Logo Polskiego Radia
POSŁUCHAJ
polskieradio.pl
Michał Chodurski 13.12.2010

Policja uwolniła porwane dzieci

17- letni desperat przetrzymywał dzieci jako zakładników w przedszkolu w Besancon we wschodniej Francji.
Policja uwolniła porwane dzieciPolicja uwolniła porwane dzieci(fot. PAP/EPA/MAXPPP/TRIAS PHILIPPE)

Członkom GIPN, elitarnego oddziału policji do interwencji w skrajnie niebezpiecznych sytuacjach, udało się obezwładnić porywacza w chwili podawania posiłków. W czasie zajścia nikt nie został ranny. Mężczyznę aresztowano.

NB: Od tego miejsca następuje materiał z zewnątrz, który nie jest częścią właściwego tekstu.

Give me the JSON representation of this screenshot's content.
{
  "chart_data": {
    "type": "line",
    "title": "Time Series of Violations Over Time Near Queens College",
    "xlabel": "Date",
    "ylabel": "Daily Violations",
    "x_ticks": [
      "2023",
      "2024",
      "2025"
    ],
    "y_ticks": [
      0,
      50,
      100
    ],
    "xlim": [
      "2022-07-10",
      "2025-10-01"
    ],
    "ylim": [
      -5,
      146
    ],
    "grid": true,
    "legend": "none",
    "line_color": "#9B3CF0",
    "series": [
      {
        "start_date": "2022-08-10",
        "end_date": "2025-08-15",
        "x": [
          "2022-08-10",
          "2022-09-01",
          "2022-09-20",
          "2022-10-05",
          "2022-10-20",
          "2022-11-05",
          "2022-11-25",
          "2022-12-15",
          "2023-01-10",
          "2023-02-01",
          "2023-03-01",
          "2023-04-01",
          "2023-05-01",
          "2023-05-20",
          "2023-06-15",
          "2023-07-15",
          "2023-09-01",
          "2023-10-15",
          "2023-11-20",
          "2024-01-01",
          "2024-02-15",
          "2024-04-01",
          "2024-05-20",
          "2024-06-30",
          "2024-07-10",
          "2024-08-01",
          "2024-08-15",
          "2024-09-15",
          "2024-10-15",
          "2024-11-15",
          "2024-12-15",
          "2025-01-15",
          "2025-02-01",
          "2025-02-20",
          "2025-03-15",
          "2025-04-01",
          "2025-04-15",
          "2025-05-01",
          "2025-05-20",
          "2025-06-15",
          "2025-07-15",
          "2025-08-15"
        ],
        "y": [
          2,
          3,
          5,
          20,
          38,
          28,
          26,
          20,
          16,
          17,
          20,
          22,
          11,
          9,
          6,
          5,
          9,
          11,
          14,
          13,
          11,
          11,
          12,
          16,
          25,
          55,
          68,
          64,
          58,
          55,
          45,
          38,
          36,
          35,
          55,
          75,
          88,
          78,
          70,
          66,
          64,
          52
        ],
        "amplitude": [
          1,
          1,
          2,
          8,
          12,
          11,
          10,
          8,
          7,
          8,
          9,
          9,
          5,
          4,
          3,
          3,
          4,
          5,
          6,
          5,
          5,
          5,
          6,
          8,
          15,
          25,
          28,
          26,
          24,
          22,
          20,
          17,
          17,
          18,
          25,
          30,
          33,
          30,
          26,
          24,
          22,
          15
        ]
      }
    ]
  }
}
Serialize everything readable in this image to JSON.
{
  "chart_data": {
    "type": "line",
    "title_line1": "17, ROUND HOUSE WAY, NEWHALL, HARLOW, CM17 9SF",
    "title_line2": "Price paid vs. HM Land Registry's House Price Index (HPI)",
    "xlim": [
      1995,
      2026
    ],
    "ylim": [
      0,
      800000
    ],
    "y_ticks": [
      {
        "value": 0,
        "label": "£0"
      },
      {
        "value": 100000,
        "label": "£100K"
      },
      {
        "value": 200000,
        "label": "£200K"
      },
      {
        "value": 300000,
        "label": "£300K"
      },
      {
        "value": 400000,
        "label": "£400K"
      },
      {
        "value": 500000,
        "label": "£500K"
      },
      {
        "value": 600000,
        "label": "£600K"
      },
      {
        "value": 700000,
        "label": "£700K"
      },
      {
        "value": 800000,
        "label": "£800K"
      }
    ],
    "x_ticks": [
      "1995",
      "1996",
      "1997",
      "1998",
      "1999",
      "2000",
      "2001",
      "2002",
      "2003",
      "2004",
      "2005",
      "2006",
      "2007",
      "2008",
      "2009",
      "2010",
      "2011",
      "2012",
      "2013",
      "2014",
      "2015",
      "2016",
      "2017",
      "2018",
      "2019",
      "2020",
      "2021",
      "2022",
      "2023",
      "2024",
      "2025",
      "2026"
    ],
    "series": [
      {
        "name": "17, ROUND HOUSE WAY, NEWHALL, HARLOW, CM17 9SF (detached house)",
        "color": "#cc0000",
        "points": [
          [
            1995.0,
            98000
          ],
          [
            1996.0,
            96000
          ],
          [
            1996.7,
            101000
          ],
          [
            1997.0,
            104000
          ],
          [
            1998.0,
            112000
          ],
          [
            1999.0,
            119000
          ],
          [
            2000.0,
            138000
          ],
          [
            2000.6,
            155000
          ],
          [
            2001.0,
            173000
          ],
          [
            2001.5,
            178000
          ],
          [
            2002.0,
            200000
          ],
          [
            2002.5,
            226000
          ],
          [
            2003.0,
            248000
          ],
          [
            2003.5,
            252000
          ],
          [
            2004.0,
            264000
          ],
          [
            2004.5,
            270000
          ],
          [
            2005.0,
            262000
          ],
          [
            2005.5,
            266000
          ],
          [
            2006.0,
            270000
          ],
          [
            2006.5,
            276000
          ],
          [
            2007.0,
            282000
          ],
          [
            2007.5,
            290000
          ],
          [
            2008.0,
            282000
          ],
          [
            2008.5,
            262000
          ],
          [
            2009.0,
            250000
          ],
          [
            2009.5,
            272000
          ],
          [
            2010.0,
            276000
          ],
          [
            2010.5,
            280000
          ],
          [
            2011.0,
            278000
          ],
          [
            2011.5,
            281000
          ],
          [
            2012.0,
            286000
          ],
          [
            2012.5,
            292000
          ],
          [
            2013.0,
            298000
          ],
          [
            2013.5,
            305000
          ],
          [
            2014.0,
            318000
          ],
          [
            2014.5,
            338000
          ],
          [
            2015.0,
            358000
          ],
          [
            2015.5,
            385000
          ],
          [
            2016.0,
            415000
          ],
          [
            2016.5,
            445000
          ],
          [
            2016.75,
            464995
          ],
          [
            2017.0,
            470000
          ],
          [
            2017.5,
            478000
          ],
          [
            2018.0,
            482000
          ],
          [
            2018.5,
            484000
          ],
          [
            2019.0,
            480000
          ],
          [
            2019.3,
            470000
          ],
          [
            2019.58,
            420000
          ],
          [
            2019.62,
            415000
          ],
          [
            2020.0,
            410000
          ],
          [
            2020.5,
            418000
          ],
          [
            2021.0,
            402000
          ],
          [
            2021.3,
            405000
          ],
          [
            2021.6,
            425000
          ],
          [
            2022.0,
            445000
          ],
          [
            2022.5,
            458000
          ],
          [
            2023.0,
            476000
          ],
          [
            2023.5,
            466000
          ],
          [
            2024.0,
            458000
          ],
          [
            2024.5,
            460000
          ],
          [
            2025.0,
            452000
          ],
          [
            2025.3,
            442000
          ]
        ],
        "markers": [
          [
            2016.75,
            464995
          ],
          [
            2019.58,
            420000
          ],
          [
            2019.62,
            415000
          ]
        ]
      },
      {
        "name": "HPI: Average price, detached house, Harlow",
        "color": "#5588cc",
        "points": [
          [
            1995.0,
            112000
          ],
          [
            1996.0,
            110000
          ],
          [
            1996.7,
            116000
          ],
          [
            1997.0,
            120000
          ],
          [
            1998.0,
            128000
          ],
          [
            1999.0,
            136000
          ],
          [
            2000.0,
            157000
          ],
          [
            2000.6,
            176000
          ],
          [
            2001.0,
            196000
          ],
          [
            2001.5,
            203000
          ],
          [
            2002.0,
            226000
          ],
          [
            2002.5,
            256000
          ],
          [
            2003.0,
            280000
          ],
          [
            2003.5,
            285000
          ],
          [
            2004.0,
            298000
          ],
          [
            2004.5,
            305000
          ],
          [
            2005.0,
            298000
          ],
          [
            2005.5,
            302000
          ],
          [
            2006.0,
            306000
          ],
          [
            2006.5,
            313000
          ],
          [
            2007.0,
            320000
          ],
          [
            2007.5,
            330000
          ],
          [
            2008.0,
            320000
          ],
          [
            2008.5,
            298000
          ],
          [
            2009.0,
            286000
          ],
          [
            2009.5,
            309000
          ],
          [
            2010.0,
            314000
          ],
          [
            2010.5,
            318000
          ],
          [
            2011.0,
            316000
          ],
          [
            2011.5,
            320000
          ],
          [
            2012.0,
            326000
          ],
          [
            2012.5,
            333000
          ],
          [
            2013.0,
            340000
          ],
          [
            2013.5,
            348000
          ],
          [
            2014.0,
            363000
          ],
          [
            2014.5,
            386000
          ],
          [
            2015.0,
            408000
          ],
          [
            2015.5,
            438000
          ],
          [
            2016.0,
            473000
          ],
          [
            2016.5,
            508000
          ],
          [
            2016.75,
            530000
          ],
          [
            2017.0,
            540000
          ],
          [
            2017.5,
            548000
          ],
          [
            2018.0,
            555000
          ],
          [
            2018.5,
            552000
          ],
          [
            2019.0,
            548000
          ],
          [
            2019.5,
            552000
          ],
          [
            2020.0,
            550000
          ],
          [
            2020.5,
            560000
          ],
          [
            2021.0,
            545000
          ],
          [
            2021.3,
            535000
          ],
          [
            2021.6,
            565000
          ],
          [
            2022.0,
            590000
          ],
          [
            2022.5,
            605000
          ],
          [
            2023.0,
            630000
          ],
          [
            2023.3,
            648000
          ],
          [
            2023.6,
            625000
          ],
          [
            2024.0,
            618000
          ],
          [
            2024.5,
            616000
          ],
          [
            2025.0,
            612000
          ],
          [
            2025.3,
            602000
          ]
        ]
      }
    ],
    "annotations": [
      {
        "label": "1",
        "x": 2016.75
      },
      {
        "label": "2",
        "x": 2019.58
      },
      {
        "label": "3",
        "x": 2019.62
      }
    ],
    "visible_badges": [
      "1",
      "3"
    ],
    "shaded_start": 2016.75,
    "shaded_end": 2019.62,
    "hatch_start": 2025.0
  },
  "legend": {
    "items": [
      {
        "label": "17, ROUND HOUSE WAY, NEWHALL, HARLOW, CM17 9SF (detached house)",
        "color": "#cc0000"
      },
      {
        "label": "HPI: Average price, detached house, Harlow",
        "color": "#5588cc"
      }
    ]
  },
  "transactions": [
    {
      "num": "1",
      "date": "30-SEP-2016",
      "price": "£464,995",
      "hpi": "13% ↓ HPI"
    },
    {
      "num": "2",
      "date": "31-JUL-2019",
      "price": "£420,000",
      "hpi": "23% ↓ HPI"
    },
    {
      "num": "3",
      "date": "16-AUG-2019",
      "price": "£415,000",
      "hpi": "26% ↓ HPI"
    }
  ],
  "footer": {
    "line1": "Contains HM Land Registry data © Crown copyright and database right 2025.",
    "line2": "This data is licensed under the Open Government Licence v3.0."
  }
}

Z pierwszych informacji agencyjnych wynikało, ze porywacz sam uwolnił wszystkich zakładników.

Tuż przed uwolnieniem dzieci napastnik poprosił negocjatorów policyjnych o pistolet, żeby, jak twierdził, popełnić samobójstwo. Młody mężczyzna leczył się psychiatrycznie.

17-latek, uzbrojony w dwie szable, wtargnął rano do przedszkola. Na początku przetrzymywał 20 dzieci i przedszkolankę. Potem przedszkolankę i czternaścioro dzieci uwolnił. Po pewnym czasie zażądał jednak aby opiekunka powróciła. Młoda kobieta zdecydowała się wrócić do przedszkola.

Po kilu godzinach rozmów z policjantami młody czlowiek zgodził się na przyniesienie posiłków. I właśnie w chwili, gdy policjanci weszli do sali przedszkola z obiadem, odseparowali dzieci i przedszkolankę od porywacza i obezwładnili tego ostatniego. Według informacji policji, uwolnienie dzieci przebiegło w spokoju.

Przed przybyciem jednostki antyterrorystycznej, rozmowy z porywaczem podjęli policyjni negocjatorzy. W negocjacjach uczestniczył psychiatra, który wcześniej leczył młodego mężczyznę.

Na razie nie wiadomo czy mężczyzna wysuwał jakieś żądania. Wiadomo, że pochodzi z Besancon, z tej samej dzielnicy gdzie znajduje sie przedszkole.

Wymiar sprawiedliwości będzie musiał ustalić, czy 17-latek może odpowiadać za swoje czyny. Wiadomo bowiem, że cierpi on na zaburzenia psychiczne i leczy się na depresję. Przyczyną jego desperackiego aktu było prawdopodobnie to, że od kilku dni przestał przyjmować zapisane mu lekarstwa.